The fix is not hiring someone to sit by the phone at 9 PM on Sundays. The fix is an 8-second response that never sleeps.

Book a demo and see the speed-to-lead setup live.


Alex Rocha is the founder of Mastodon Marketing, a Houston-based growth agency that runs marketing for service businesses across 70+ client sites. He built LeadExploder as the operating system he wished his clients had on day one. Learn more about Alex →

Frequently asked questions

How fast should a loan officer respond to an online lead?

Within 5 minutes at most. The Lead Response Management Study (MIT/InsideSales.com, leadresponsemanagement.org) found that a lead contacted within 5 minutes is 10 times more likely to convert than one contacted 30 minutes later. For purchase mortgage, where borrowers are shopping 3-4 lenders at once, the first caller typically sets the rate anchor.

What is the best time to respond to Zillow mortgage leads?

Immediately, regardless of time of day. Zillow, Realtor.com, and IDX form submissions spike on evenings and weekends, not during business hours. A 9 PM Sunday submission is not unusual. It is when active homebuyers have time to sit down and shop.

What does a 47-minute mortgage lead response time actually cost?

Using a 30-lead-per-month Zillow campaign at $2,400/month: a 47-minute average response produces roughly a 3.4% conversion rate, or about 1 closed loan per month from that source.
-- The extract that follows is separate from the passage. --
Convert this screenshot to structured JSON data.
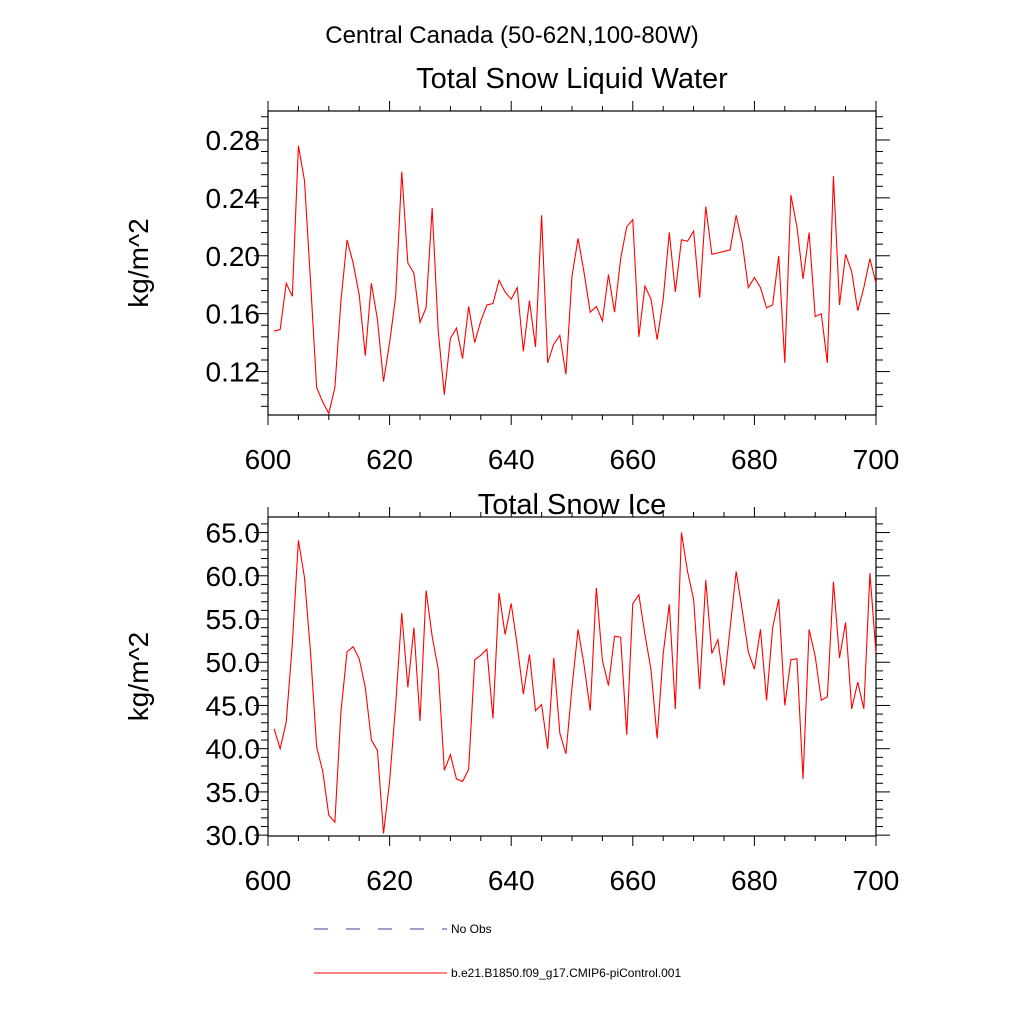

A sub-5-minute response benchmarks at 11.2% conversion, or about 3.36 closings. At a $4,200 average commission, the gap is nearly $9,800 per month.

Can an AI actually call a mortgage lead without sounding like a robot?

Yes, if it is configured correctly. Modern Voice AI identifies as the LO's office by name, uses a natural conversational tone, qualifies pre-approval status and loan amount in under two minutes, and books a live callback for the next business day. The borrower hears a real-sounding voice and gets a confirmed appointment.